Preston Nyman and Eva Feiler to Lead DEAR JACK, DEAR LOUISE UK Premiere At Arcola Theatre
DEAR JACK, DEAR LOUISE is a two-hander drawn from the real love letters exchanged between playwright Ken Ludwig’s parents during World War II.
DEAR JACK, DEAR LOUISE, the play by Tony and two-time Olivier Award-winning playwright Ken Ludwig, will receive its UK premiere at Arcola Theatre, directed by Simon Reade.
The production will star Preston Nyman as Jack and Eva Feiler as Louise. Nyman’s theatre credits include Ghost Stories (UK Tour and Peacock Theatre), The Deep Blue Sea (Ustinov Studio, Theatre Royal Bath and Theatre Royal Haymarket), and George’s Marvellous Medicine (Curve, Rose Kingston and UK Tour). His film credits include Zazu in Mufasa: The Lion King and Eustace in Agatha Christie’s Crooked House. His television work includes A Small Light, Ridley Road, Stath Lets Flats, Catch-22, Silent Witness, This Country, Doctors, and Doc Martin.

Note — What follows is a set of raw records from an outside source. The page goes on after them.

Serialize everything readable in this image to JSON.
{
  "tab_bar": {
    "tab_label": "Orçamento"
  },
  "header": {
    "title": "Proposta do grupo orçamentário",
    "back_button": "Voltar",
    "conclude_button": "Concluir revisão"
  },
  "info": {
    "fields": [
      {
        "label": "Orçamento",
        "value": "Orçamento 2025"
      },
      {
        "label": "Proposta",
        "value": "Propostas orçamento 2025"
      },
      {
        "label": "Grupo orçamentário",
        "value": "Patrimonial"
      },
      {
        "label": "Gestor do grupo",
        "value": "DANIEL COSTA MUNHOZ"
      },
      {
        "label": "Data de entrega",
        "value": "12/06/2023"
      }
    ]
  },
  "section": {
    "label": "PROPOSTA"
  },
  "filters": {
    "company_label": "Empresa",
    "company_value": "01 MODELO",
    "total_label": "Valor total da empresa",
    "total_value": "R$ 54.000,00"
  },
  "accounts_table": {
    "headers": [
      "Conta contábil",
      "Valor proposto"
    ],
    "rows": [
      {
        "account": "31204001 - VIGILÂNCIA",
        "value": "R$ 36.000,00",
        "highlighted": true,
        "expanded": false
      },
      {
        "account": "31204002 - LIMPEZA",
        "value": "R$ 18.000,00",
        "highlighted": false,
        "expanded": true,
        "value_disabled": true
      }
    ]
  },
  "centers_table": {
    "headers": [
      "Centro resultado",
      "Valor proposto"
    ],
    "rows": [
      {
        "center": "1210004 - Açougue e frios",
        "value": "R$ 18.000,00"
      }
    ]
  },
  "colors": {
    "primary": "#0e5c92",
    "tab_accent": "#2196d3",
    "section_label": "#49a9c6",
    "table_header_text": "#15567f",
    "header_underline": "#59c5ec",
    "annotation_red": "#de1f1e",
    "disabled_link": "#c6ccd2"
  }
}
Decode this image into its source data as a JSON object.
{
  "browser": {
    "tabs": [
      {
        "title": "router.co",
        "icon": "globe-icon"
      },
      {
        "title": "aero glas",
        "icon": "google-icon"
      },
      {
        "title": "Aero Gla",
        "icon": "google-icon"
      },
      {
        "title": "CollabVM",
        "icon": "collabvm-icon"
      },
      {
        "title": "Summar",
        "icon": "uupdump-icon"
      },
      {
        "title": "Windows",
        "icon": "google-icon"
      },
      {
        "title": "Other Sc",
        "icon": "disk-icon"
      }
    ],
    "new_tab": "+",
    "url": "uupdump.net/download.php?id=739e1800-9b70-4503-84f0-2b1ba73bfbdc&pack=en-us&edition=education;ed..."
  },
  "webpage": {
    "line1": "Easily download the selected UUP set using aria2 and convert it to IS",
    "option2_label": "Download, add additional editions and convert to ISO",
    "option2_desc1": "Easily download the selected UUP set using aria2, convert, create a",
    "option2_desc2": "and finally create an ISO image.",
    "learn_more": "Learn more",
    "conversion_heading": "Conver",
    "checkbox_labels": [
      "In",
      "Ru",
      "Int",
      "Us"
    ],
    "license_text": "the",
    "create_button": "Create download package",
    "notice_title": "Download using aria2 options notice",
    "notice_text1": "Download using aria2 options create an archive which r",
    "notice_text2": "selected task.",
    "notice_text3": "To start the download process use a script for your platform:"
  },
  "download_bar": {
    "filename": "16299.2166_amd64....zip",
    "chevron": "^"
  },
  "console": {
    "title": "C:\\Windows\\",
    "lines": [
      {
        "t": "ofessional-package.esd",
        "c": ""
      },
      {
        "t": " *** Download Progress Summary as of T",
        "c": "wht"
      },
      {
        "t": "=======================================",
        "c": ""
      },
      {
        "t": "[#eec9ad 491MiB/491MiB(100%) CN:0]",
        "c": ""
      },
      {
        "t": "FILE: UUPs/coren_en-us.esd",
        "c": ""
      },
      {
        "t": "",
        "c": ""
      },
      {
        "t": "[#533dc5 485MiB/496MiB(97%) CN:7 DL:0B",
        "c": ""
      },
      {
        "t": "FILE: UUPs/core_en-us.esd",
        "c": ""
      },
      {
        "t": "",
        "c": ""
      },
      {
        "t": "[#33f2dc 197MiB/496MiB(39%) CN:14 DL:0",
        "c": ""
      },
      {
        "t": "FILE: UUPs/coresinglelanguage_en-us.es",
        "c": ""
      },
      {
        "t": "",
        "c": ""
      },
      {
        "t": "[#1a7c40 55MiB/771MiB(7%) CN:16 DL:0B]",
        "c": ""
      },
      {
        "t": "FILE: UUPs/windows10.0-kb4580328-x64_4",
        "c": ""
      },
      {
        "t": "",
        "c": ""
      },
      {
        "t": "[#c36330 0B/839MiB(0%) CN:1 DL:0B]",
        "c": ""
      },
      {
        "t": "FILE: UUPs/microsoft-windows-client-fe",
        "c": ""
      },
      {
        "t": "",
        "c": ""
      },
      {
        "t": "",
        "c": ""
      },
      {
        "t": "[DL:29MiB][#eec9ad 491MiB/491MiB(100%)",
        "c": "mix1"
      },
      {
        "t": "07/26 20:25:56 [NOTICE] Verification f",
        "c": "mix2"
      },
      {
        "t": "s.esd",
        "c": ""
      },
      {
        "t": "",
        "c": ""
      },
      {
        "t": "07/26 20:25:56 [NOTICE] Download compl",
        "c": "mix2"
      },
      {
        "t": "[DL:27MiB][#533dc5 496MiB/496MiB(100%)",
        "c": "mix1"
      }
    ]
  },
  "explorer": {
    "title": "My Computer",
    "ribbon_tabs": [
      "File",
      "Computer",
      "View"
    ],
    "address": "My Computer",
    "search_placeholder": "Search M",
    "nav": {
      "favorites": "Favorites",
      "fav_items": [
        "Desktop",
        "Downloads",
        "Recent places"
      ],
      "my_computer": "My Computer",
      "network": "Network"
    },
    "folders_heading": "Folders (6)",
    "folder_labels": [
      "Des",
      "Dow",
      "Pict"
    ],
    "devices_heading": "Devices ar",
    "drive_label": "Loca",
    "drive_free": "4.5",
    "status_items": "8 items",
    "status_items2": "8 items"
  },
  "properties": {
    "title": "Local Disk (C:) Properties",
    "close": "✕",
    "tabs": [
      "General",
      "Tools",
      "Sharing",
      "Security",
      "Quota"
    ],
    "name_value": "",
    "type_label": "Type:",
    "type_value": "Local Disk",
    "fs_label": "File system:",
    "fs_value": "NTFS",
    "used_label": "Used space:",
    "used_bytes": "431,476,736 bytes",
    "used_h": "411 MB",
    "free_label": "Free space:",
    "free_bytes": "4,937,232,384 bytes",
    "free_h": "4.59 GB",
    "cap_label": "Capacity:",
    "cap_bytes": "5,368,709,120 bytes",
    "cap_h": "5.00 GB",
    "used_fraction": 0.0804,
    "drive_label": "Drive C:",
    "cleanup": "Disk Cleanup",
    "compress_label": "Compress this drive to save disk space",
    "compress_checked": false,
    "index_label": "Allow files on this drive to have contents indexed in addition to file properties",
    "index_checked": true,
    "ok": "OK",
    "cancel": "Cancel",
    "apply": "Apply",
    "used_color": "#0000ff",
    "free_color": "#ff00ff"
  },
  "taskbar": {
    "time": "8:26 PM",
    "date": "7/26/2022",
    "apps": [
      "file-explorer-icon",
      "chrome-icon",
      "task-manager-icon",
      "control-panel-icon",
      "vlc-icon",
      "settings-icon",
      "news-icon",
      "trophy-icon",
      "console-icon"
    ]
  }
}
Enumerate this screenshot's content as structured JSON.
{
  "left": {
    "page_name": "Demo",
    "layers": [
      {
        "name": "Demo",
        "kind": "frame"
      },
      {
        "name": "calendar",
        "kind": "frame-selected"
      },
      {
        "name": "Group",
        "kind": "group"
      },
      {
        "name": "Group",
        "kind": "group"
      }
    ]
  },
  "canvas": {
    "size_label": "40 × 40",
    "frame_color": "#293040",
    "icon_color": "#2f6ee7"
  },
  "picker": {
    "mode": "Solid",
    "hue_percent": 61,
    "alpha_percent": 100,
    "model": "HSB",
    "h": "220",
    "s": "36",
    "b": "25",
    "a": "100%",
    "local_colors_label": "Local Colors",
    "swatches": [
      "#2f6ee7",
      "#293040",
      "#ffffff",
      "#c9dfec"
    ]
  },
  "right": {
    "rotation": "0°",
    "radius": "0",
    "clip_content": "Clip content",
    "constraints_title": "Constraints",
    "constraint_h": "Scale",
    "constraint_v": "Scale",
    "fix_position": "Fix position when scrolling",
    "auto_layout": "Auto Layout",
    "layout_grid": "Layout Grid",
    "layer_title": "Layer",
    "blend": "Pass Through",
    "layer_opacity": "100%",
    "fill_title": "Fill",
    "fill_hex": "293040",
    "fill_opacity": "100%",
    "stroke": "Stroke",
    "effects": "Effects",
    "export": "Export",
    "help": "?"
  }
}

Feiler trained at the Guildhall School of Music & Drama, where she received the Gold Medal and the Michael Bryant Award. Her stage credits include productions of Othello and The Merchant of Venice with the Royal Shakespeare Company, The Divine Mrs S at Hampstead Theatre, Black Chiffon at Park Theatre, The Winter’s Tale at Sheffield Crucible, Square Rounds at the Finborough Theatre, and Macbeth, A Midsummer Night’s Dream, and The Picture of Dorian Gray at Watermill Theatre. She has also appeared in Northanger Abbey on tour and in Romeo and Juliet and Macbeth at the Royal Festival Hall as part of Shakespeare 400. Her screen work includes We Were the Lucky Ones, Beyond Paradise, Father Brown, and season four of The Crown.
DEAR JACK, DEAR LOUISE is a two-hander drawn from the real love letters exchanged between Ludwig’s parents during World War II. The story follows Jack, a military doctor and U.S. Army captain stationed in Oregon, and Louise, an aspiring Broadway performer living in New York. Though separated by 3,000 miles, the two begin a correspondence that grows from a single letter into hundreds, forming a relationship sustained entirely through the written word.
Director Simon Reade said the play “takes the most intimate and personal and makes it epic by staging it against the jackboot march of world history,” describing Ludwig’s script as “a love letter to his parents” rooted in both comedy and the seriousness of wartime experience.
The production will run in Studio 1 at Arcola Theatre from April 2 through May 2, with performances at 7:00 p.m. Monday through Saturday and Saturday matinees at 3:30 p.m.